Les principaux agents à usage récréatif en cause dans l’apparition des méthémoglobinémies de l’adulte sont

- les nitrites volatils présents dans les «poppers»,

- ainsi que la cocaïne, lorsque celle-ci est frelatée, du fait de l’adjonction d’anesthésiques locaux ou de phénacétine

[The primary recreational agents which cause methaemoglobinaemia are volatile nitrite (poppers) and cocaine which have been adulterated with agents such as local anaesthetics or phenacetin].
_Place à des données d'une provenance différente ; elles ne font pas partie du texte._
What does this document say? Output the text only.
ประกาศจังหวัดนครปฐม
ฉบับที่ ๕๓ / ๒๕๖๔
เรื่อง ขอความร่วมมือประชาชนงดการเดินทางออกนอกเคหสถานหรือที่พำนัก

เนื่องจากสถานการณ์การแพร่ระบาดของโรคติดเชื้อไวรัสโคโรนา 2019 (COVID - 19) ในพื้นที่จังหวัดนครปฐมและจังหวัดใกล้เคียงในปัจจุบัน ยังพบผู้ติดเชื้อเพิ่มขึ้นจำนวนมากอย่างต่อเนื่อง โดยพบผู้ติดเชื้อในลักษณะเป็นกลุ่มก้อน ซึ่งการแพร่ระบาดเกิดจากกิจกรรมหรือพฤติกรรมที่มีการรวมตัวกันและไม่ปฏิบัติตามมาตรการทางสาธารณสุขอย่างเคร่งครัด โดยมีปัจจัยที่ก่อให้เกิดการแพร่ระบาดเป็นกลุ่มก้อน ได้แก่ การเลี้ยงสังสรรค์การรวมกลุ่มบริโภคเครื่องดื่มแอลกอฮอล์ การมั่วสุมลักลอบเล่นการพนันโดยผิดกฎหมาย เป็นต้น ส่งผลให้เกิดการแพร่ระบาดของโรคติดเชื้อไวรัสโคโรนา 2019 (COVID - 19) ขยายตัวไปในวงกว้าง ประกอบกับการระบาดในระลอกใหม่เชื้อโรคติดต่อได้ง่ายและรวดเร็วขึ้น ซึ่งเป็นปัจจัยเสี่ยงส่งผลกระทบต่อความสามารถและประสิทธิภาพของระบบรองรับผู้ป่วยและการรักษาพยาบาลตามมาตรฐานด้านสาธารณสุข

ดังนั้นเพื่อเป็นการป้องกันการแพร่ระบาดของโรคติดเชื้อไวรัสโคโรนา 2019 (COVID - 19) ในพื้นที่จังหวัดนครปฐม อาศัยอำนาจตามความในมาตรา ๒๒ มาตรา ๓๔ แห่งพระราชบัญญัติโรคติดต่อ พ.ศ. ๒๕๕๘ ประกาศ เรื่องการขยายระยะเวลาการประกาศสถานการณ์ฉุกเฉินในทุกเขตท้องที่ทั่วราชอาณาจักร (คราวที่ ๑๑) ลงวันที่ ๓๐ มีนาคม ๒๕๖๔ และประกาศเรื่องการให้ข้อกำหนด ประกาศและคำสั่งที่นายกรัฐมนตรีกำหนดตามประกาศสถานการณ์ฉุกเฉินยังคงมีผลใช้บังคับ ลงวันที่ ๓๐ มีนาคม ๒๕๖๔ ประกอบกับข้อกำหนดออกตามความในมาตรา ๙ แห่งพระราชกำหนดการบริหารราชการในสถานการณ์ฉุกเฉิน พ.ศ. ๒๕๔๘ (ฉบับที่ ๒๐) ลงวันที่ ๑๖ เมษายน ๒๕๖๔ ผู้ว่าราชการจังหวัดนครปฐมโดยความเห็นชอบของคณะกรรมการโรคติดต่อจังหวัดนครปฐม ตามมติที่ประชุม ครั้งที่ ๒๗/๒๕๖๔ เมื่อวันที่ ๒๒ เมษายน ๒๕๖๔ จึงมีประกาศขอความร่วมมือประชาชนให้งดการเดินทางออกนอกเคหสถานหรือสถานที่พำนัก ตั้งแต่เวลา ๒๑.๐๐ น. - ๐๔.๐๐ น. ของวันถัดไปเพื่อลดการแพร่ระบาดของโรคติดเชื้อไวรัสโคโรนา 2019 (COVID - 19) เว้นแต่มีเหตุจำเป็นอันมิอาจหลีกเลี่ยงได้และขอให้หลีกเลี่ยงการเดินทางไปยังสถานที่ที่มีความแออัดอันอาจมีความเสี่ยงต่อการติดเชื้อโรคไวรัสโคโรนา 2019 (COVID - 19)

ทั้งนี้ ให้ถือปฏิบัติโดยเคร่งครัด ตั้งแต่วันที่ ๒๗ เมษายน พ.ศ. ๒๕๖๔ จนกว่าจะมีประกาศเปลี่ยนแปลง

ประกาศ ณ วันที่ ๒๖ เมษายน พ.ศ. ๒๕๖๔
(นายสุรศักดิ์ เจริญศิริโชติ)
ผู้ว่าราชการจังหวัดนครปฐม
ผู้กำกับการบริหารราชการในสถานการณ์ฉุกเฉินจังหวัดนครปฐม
On sait que, depuis les années 1970, les nitrites volatils (notamment les nitrites d’isopropyle, d’isobutyle, de butyle et d’amyle) sont utilisés de manière croissante dans un but récréatif, du fait de leurs effets vasodilatateurs. Ils sont connus dans le public sous le nom de «poppers». Comme ils induisent un relâchement du sphincter anal, ils ont tendance à être spécialement utilisés dans le milieu homosexuel [In particular, their use is prevalent among men who have sex with men as they act as anal sphincter relaxant and heighten sexual experiences].
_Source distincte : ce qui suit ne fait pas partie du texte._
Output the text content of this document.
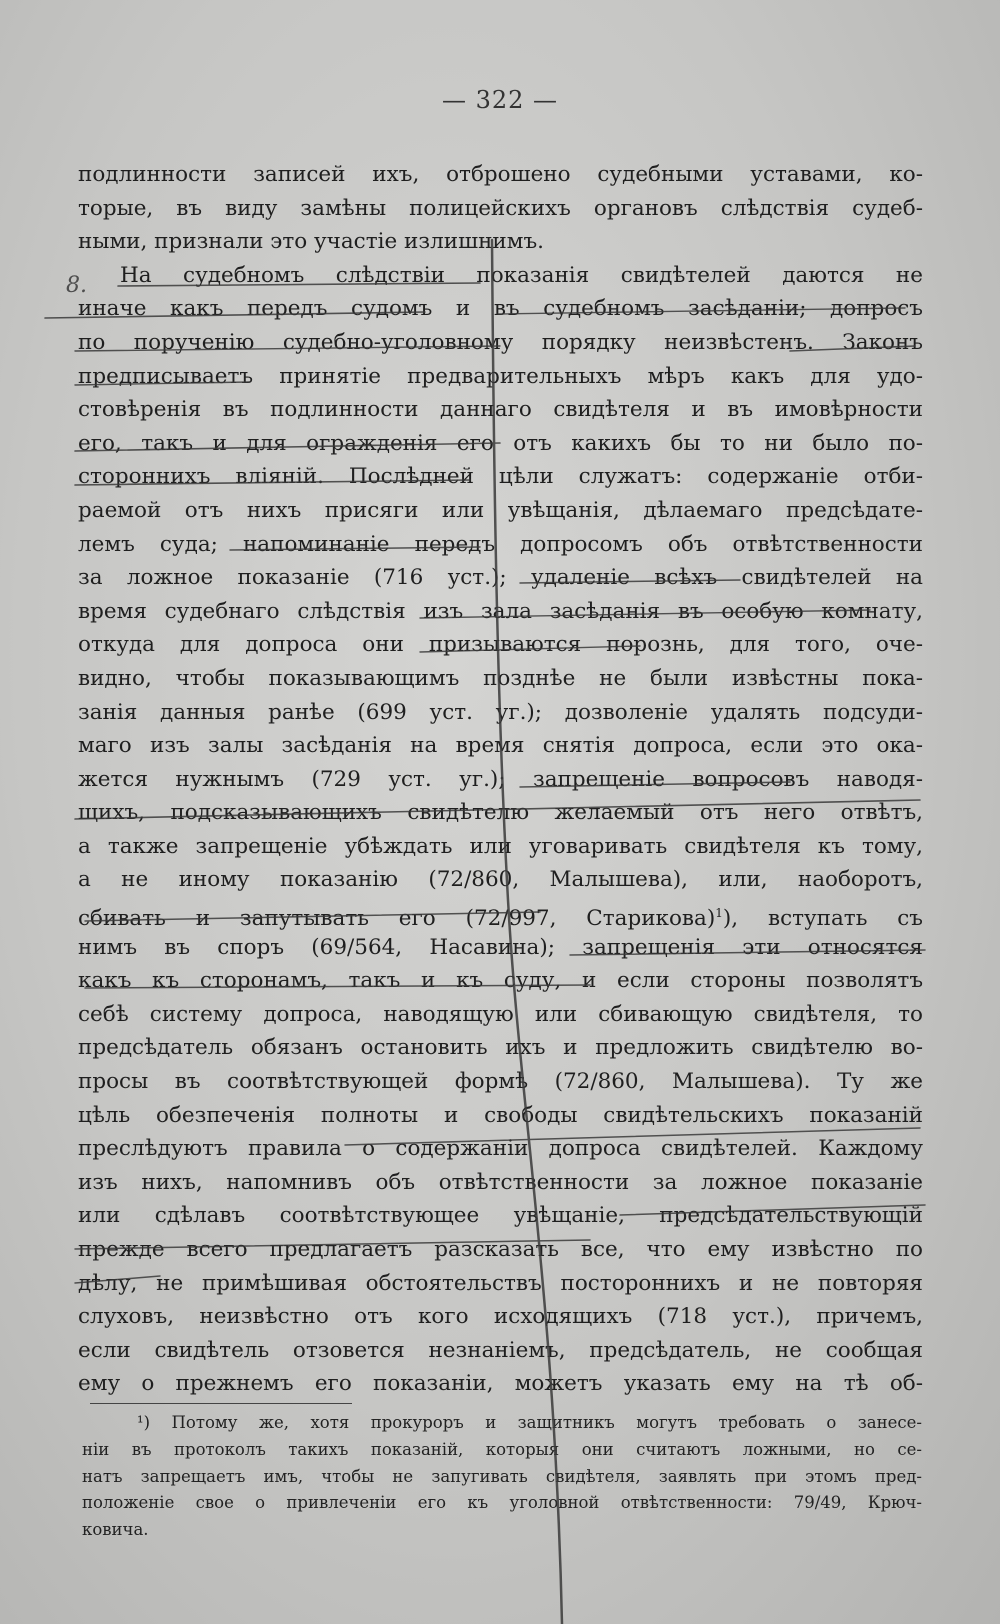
— 322 —
подлинности записей ихъ, отброшено судебными уставами, ко-
торые, въ виду замѣны полицейскихъ органовъ слѣдствія судеб-
ными, признали это участіе излишнимъ.
На судебномъ слѣдствіи показанія свидѣтелей даются не
иначе какъ передъ судомъ и въ судебномъ засѣданіи; допросъ
по порученію судебно-уголовному порядку неизвѣстенъ. Законъ
предписываетъ принятіе предварительныхъ мѣръ какъ для удо-
стовѣренія въ подлинности даннаго свидѣтеля и въ имовѣрности
его, такъ и для огражденія его отъ какихъ бы то ни было по-
стороннихъ вліяній. Послѣдней цѣли служатъ: содержаніе отби-
раемой отъ нихъ присяги или увѣщанія, дѣлаемаго предсѣдате-
лемъ суда; напоминаніе передъ допросомъ объ отвѣтственности
за ложное показаніе (716 уст.); удаленіе всѣхъ свидѣтелей на
время судебнаго слѣдствія изъ зала засѣданія въ особую комнату,
откуда для допроса они призываются порознь, для того, оче-
видно, чтобы показывающимъ позднѣе не были извѣстны пока-
занія данныя ранѣе (699 уст. уг.); дозволеніе удалять подсуди-
маго изъ залы засѣданія на время снятія допроса, если это ока-
жется нужнымъ (729 уст. уг.); запрещеніе вопросовъ наводя-
щихъ, подсказывающихъ свидѣтелю желаемый отъ него отвѣтъ,
а также запрещеніе убѣждать или уговаривать свидѣтеля къ тому,
а не иному показанію (72/860, Малышева), или, наоборотъ,
сбивать и запутывать его (72/997, Старикова)$^1$), вступать съ
нимъ въ споръ (69/564, Насавина); запрещенія эти относятся
какъ къ сторонамъ, такъ и къ суду, и если стороны позволятъ
себѣ систему допроса, наводящую или сбивающую свидѣтеля, то
предсѣдатель обязанъ остановить ихъ и предложить свидѣтелю во-
просы въ соотвѣтствующей формѣ (72/860, Малышева). Ту же
цѣль обезпеченія полноты и свободы свидѣтельскихъ показаній
преслѣдуютъ правила о содержаніи допроса свидѣтелей. Каждому
изъ нихъ, напомнивъ объ отвѣтственности за ложное показаніе
или сдѣлавъ соотвѣтствующее увѣщаніе, предсѣдательствующій
прежде всего предлагаетъ разсказать все, что ему извѣстно по
дѣлу, не примѣшивая обстоятельствъ постороннихъ и не повторяя
слуховъ, неизвѣстно отъ кого исходящихъ (718 уст.), причемъ,
если свидѣтель отзовется незнаніемъ, предсѣдатель, не сообщая
ему о прежнемъ его показаніи, можетъ указать ему на тѣ об-
¹) Потому же, хотя прокуроръ и защитникъ могутъ требовать о занесе-
ніи въ протоколъ такихъ показаній, которыя они считаютъ ложными, но се-
натъ запрещаетъ имъ, чтобы не запугивать свидѣтеля, заявлять при этомъ пред-
положеніе свое о привлеченіи его къ уголовной отвѣтственности: 79/49, Крюч-
ковича.
8.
Le bleu de méthylène, ou chlorure de méthylthioninium, s’administre par voie intraveineuse, en une durée de 5 minutes, à la dose de 1 à 2 mg kg-1. Comme donneur d’électrons, le chlorure de méthylthioninium réduit efficacement le Fe3+ de la méthémoglobine en Fe2+ de l’hémoglobine. L’amélioration clinique survient habituellement en moins d’une heure. Dans les cas sévères, l’administration de bleu de méthylène doit cependant être répétée.

Commentaire du blog

Rappelons que dans les tout premiers mois de l’existence, l’activité de la méthémoglobine-réductase est limitée, environ deux fois plus faible que celle de l’adulte. Le nourrisson est ainsi tout particulièrement exposé au risque de méthémoglobinémie induite par les nitrites. Chez le nourrisson, une méthémoglobinémie peut apparaître après l’ingestion d’un biberon préparé avec une eau de puits riche en nitrite NO2-, c’est-à-dire après l’ingestion d’une eau de puits contenant à la fois des ions nitrate NO3- et une très forte pullulation bactérienne [>106 germes ml-1].
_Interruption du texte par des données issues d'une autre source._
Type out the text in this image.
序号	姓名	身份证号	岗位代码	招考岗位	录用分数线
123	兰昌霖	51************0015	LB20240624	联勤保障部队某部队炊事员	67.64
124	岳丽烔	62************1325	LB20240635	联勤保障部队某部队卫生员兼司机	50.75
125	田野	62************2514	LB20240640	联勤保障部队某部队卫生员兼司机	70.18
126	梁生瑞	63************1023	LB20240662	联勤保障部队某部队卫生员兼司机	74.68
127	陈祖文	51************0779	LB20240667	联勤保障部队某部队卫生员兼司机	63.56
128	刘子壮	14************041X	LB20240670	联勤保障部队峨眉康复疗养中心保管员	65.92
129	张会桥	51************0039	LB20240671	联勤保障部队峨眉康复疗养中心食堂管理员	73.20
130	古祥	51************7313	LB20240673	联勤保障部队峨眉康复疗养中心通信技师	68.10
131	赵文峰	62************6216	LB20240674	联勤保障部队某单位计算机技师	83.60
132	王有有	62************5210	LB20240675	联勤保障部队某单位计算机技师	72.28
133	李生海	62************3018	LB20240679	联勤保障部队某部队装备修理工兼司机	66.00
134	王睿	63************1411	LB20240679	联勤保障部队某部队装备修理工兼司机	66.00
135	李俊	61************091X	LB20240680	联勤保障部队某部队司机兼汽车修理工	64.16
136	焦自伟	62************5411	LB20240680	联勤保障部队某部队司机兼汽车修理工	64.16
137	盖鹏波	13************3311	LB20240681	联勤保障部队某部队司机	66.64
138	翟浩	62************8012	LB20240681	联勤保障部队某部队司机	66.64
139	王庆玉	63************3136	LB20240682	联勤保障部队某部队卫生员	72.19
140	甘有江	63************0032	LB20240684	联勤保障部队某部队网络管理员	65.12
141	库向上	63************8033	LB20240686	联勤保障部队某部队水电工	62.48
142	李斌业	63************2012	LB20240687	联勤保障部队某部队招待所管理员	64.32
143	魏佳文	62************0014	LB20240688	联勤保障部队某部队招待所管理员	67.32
Par contre, jamais une seule méthémoglobinémie du nourrisson, même bénigne, n’a pu être scientifiquement attribuée à l’ingestion d’un biberon préparé avec une eau d’adduction publique, quelle qu’ait pu être, par ailleurs, sa concentration en nitrate. L’eau d’adduction publique est, en effet, toujours bactériologiquement contrôlée [<102 germes ml-1]. Les nitrates du biberon ne peuvent, alors, être transformés en nitrite (Cf. rubriques du 7, 11 et 14 mai 2010).